Dès octobre 2001, en réponse aux attentats survenus le 11 septembre sur le sol américain, la France s’est engagée en Afghanistan dans le cadre de l’opération Enduring Freedom (OEF). Elle participe également aux opérations de la Force internationale d’assistance à la sécurité (FIAS) sous commandement de l’OTAN.
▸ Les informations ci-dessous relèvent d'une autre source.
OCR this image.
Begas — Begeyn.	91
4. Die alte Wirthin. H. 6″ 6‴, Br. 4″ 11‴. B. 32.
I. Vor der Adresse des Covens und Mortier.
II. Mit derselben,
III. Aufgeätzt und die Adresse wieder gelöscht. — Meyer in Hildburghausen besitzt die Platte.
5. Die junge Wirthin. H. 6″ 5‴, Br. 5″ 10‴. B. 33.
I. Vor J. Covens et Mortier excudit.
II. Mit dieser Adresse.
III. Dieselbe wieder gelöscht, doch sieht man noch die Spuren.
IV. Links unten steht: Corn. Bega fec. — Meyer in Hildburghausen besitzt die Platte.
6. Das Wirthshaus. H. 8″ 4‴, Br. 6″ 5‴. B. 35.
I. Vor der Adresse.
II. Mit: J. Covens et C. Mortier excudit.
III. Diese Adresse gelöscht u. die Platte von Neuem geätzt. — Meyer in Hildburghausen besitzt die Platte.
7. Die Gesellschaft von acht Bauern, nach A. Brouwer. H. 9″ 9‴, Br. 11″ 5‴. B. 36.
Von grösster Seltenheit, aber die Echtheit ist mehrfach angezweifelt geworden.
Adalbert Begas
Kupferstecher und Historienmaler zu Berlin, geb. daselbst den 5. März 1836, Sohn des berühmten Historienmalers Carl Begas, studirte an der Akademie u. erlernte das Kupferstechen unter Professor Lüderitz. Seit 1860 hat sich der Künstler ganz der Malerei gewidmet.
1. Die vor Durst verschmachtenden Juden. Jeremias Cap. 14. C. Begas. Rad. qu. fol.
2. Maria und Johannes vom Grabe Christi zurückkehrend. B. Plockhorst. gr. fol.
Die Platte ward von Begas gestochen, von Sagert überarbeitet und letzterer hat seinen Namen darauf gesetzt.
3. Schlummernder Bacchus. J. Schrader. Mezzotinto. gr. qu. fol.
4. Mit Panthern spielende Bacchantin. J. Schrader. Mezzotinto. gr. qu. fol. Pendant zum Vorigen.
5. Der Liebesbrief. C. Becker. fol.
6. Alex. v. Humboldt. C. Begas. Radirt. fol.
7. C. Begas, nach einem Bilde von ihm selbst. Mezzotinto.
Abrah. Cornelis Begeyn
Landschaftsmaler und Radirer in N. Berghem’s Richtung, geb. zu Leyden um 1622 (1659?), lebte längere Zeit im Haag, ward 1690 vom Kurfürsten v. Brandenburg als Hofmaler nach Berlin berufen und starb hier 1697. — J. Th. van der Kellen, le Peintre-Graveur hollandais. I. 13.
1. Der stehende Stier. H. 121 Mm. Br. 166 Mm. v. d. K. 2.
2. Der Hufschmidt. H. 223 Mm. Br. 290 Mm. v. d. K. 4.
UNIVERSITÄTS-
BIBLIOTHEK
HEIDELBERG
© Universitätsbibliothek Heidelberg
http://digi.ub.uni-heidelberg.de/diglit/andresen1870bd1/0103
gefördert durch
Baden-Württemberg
Depuis 2001, la France n’a cessé d’adapter son dispositif à l’évolution de l’engagement de la coalition et de la situation sécuritaire, en coordination avec ses alliés et les forces
de sécurité afghanes.
De 2001 à 2008 – Un engagement limité
L’opération Enduring Freedom, est conduite par une coalition engagée dans la lutte contre le terrorisme en Afghanistan, sur la base de l’article 51 de la Charte des Nations
unies (droit de légitime défense) dans le cadre de résolutions (1368 du 12 septembre 2001 et 1373 du 28 septembre 2001) du Conseil de sécurité des Nations Unies (CSNU),
en application du chapitre VII de la Charte. La France s’est engagée au sein d’OEF dès octobre 2001.
La Force internationale d’assistance à la sécurité (FIAS), créée par l’accord de Bonn du5 décembre 2001, rassemble 48 pays contributeurs agissant sous mandat du Conseil de sécurité des Nations unies sous commandement de l’OTAN. Son déploiement est autorisé pour six mois par la résolution 1386 du 20 décembre 2001. Cette autorisation a
été prorogée annuellement par le CSNU jusqu’à aujourd’hui. La France s’y est engagée dès décembre 2001. Le mandat de la FIAS, initialement limité à la région de Kaboul, a été ultérieurement étendu à l’ensemble de l’Afghanistan, par la résolution 1510 du 13 octobre 2003.
De 2001 – 2003 : l’engagement initial
Les armées françaises contribuent progressivement aux actions de sécurisation, de stabilisation et de formation conduites par la FIAS, déployée pour permettre le bon
déroulement du processus politique engagé en Afghanistan.
Elles déploient un dispositif aérien couvrant différentes capacités (appui des troupes ausol, renseignement, transport et ravitaillement en vol), un bataillon français (BATFRA)
stationné sur l’aéroport international de Kaboul (KAIA), le groupe aéronaval (en 2001-2002 puis 2003) et une composante aéromaritime au sein d’OEF dans l’océan Indien.
A partir de 2003 : un engagement à « haute valeur ajoutée »
Dans le contexte des divergences franco-américaines sur la question irakienne, le dispositif militaire évolue vers la notion d’engagement minimal à « haute valeur ajoutée ». Cela s’est concrètement traduit par l’évolution des missions, la rationalisation du dispositif et une action plus offensive et plus visible avec :
· un groupement de forces spéciales (TG ARES, 200 hommes) dans le cadre de l’OEF (d’août 2003 à janvier 2007) ;
· la prise de commandement de la FIAS entre août 2004 et février 2005 ;
· le maintien du dispositif aérien dans son volume et ses missions ;
· le maintien du bataillon français sur Kaboul.